J.-M. V. : Oui et non ! Notez que de nos jours on ne fait plus la guerre par nécessité pressante, pour défendre des intérêts vitaux immédiats, mais uniquement parce qu'on a décidé de la faire. La formule est un peu lapidaire mais elle est reflète bien la réalité. En Syrie l'intérêt de renverser le régime ne peut se comprendre que dans le cadre d'une vaste stratégie régionale et globale à long terme... C'est ce dont on s'aperçoit dès que l'on s'écarte des prétextes humanitariens et des indignations vertueuses pour les cent mille morts - dans les deux camps rappelons-le - qui ont jalonné ces deux années de guerre.

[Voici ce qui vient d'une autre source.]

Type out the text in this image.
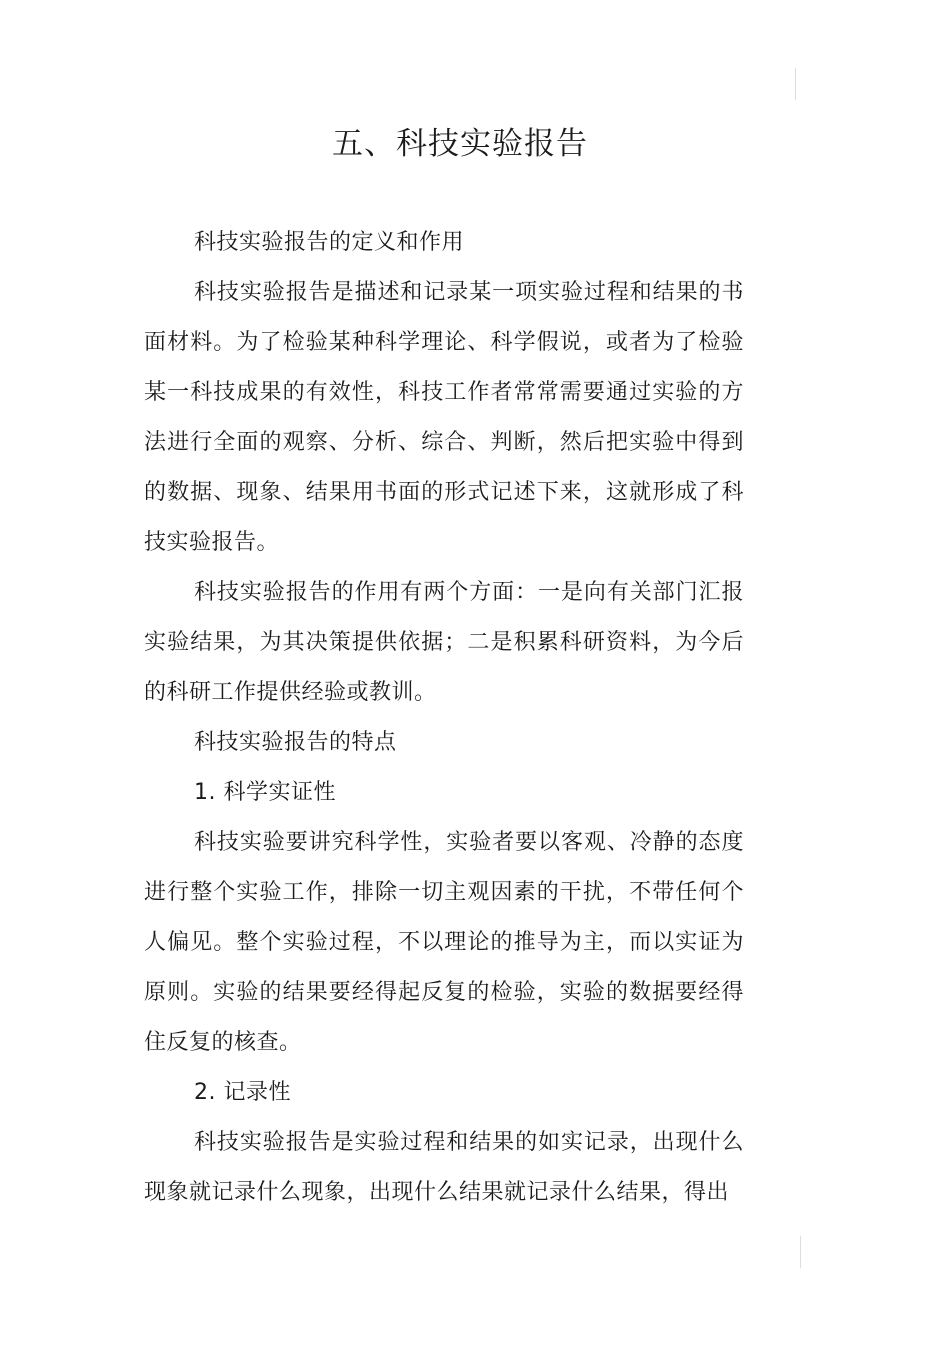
五、科技实验报告

科技实验报告的定义和作用

科技实验报告是描述和记录某一项实验过程和结果的书面材料。为了检验某种科学理论、科学假说，或者为了检验某一科技成果的有效性，科技工作者常常需要通过实验的方法进行全面的观察、分析、综合、判断，然后把实验中得到的数据、现象、结果用书面的形式记述下来，这就形成了科技实验报告。

科技实验报告的作用有两个方面：一是向有关部门汇报实验结果，为其决策提供依据；二是积累科研资料，为今后的科研工作提供经验或教训。

科技实验报告的特点

1. 科学实证性

科技实验要讲究科学性，实验者要以客观、冷静的态度进行整个实验工作，排除一切主观因素的干扰，不带任何个人偏见。整个实验过程，不以理论的推导为主，而以实证为原则。实验的结果要经得起反复的检验，实验的数据要经得住反复的核查。

2. 记录性

科技实验报告是实验过程和结果的如实记录，出现什么现象就记录什么现象，出现什么结果就记录什么结果，得出
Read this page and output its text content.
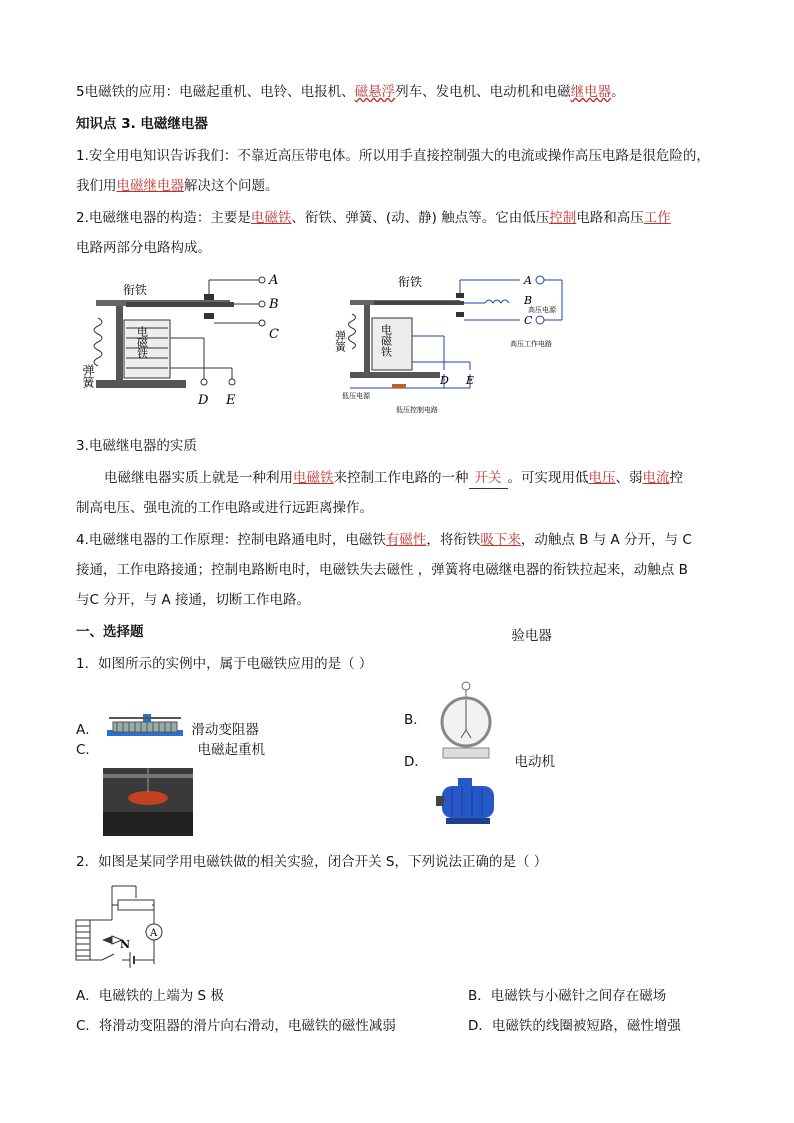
5电磁铁的应用：电磁起重机、电铃、电报机、磁悬浮列车、发电机、电动机和电磁继电器。
知识点 3. 电磁继电器
1.安全用电知识告诉我们：不靠近高压带电体。所以用手直接控制强大的电流或操作高压电路是很危险的，
我们用电磁继电器解决这个问题。
2.电磁继电器的构造：主要是电磁铁、衔铁、弹簧、(动、静) 触点等。它由低压控制电路和高压工作
电路两部分电路构成。
衔铁
弹簧
电磁铁
A
B
C
D E
衔铁
弹簧	电磁铁
A
B
C
D E
高压电源
高压工作电路
低压电源
低压控制电路
3.电磁继电器的实质
电磁继电器实质上就是一种利用电磁铁来控制工作电路的一种 开关 。可实现用低电压、弱电流控
制高电压、强电流的工作电路或进行远距离操作。
4.电磁继电器的工作原理：控制电路通电时，电磁铁有磁性，将衔铁吸下来，动触点 B 与 A 分开，与 C
接通，工作电路接通；控制电路断电时，电磁铁失去磁性 ，弹簧将电磁继电器的衔铁拉起来，动触点 B
与C 分开，与 A 接通，切断工作电路。
一、选择题
1．如图所示的实例中，属于电磁铁应用的是（ ）
A．	滑动变阻器
B．  验电器
C．	电磁起重机
D．	电动机
2．如图是某同学用电磁铁做的相关实验，闭合开关 S，下列说法正确的是（ ）
N
A
A．电磁铁的上端为 S 极	B．电磁铁与小磁针之间存在磁场
C．将滑动变阻器的滑片向右滑动，电磁铁的磁性减弱	D．电磁铁的线圈被短路，磁性增强
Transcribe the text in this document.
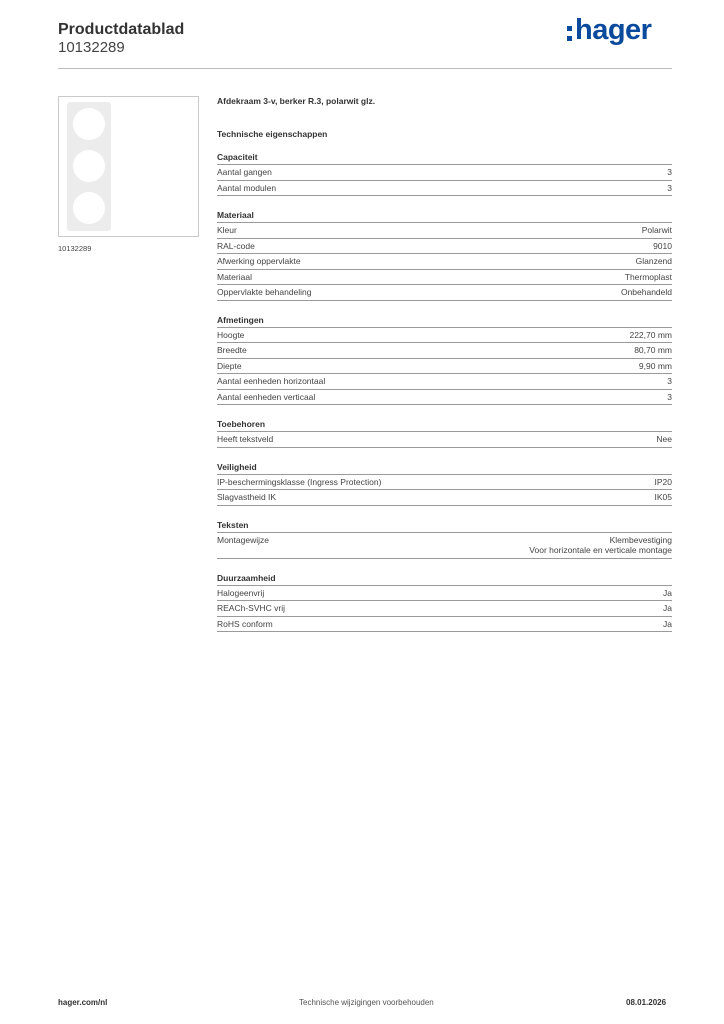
Productdatablad
10132289
hager
10132289
Afdekraam 3-v, berker R.3, polarwit glz.
Technische eigenschappen
Capaciteit
Aantal gangen	3
Aantal modulen	3
Materiaal
Kleur	Polarwit
RAL-code	9010
Afwerking oppervlakte	Glanzend
Materiaal	Thermoplast
Oppervlakte behandeling	Onbehandeld
Afmetingen
Hoogte	222,70 mm
Breedte	80,70 mm
Diepte	9,90 mm
Aantal eenheden horizontaal	3
Aantal eenheden verticaal	3
Toebehoren
Heeft tekstveld	Nee
Veiligheid
IP-beschermingsklasse (Ingress Protection)	IP20
Slagvastheid IK	IK05
Teksten
Montagewijze	Klembevestiging
Voor horizontale en verticale montage
Duurzaamheid
Halogeenvrij	Ja
REACh-SVHC vrij	Ja
RoHS conform	Ja
hager.com/nl	Technische wijzigingen voorbehouden	08.01.2026
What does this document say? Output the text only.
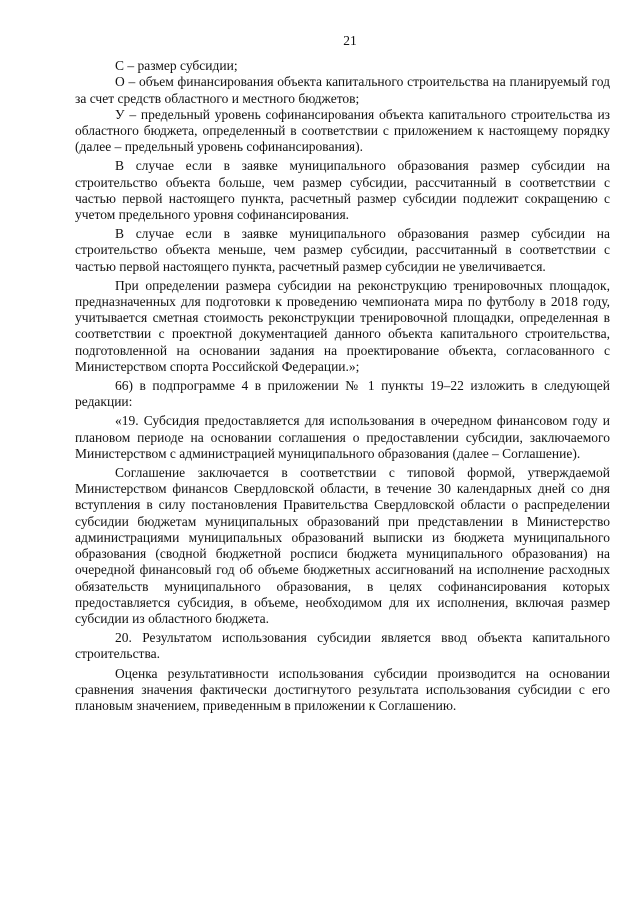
21

С – размер субсидии;

О – объем финансирования объекта капитального строительства на планируемый год за счет средств областного и местного бюджетов;

У – предельный уровень софинансирования объекта капитального строительства из областного бюджета, определенный в соответствии с приложением к настоящему порядку (далее – предельный уровень софинансирования).

В случае если в заявке муниципального образования размер субсидии на строительство объекта больше, чем размер субсидии, рассчитанный в соответствии с частью первой настоящего пункта, расчетный размер субсидии подлежит сокращению с учетом предельного уровня софинансирования.

В случае если в заявке муниципального образования размер субсидии на строительство объекта меньше, чем размер субсидии, рассчитанный в соответствии с частью первой настоящего пункта, расчетный размер субсидии не увеличивается.

При определении размера субсидии на реконструкцию тренировочных площадок, предназначенных для подготовки к проведению чемпионата мира по футболу в 2018 году, учитывается сметная стоимость реконструкции тренировочной площадки, определенная в соответствии с проектной документацией данного объекта капитального строительства, подготовленной на основании задания на проектирование объекта, согласованного с Министерством спорта Российской Федерации.»;

66) в подпрограмме 4 в приложении № 1 пункты 19–22 изложить в следующей редакции:

«19. Субсидия предоставляется для использования в очередном финансовом году и плановом периоде на основании соглашения о предоставлении субсидии, заключаемого Министерством с администрацией муниципального образования (далее – Соглашение).

Соглашение заключается в соответствии с типовой формой, утверждаемой Министерством финансов Свердловской области, в течение 30 календарных дней со дня вступления в силу постановления Правительства Свердловской области о распределении субсидии бюджетам муниципальных образований при представлении в Министерство администрациями муниципальных образований выписки из бюджета муниципального образования (сводной бюджетной росписи бюджета муниципального образования) на очередной финансовый год об объеме бюджетных ассигнований на исполнение расходных обязательств муниципального образования, в целях софинансирования которых предоставляется субсидия, в объеме, необходимом для их исполнения, включая размер субсидии из областного бюджета.

20. Результатом использования субсидии является ввод объекта капитального строительства.

Оценка результативности использования субсидии производится на основании сравнения значения фактически достигнутого результата использования субсидии с его плановым значением, приведенным в приложении к Соглашению.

Vous constaterez avec moi qu'au fur et à mesure que la tension s'accroît, les rangs de la coalition s'éclaircissent de plus en plus : exit le Royaume-Uni âme damnée de Washington avec la défaite du Premier ministre Cameron mis en minorité et désavoué dans ses propres rangs, ceux des Tories. Notons que chez les Anglais la guerre fait encore l'objet d'un vote à la Chambre, mais pas dans la France des Droits de l'Homme... Pays où le Secrétaire général du Parti au pouvoir, M. Désir, dénonce « l'esprit munichois » de ceux qui ne montrent pas assez de zèle à l'idée d'aller casser du nationaliste arabe. Pire, quelques audacieux commencent à trépigner pour obtenir un vote du Parlement après un débat prévu le 4 septembre !
Exit la Turquie pourtant en tête des ennemis déclarés du régime de Damas, soutien inconditionnel des Frères musulmans en Syrie, en Égypte et en Tunisie. Ankara a disparu des écrans radars ! Étrange non ? En fait la colère gronde au sein des masses turques lassées de l'islamisme envahissant du gouvernement Erdogan. À cela s'ajoute l'irréductible minorité alévi longtemps persécutée - principalement turkmène, représentant 10 à 20 % des 75 millions de Turcs — solidaire des Arabes alaouites de Syrie.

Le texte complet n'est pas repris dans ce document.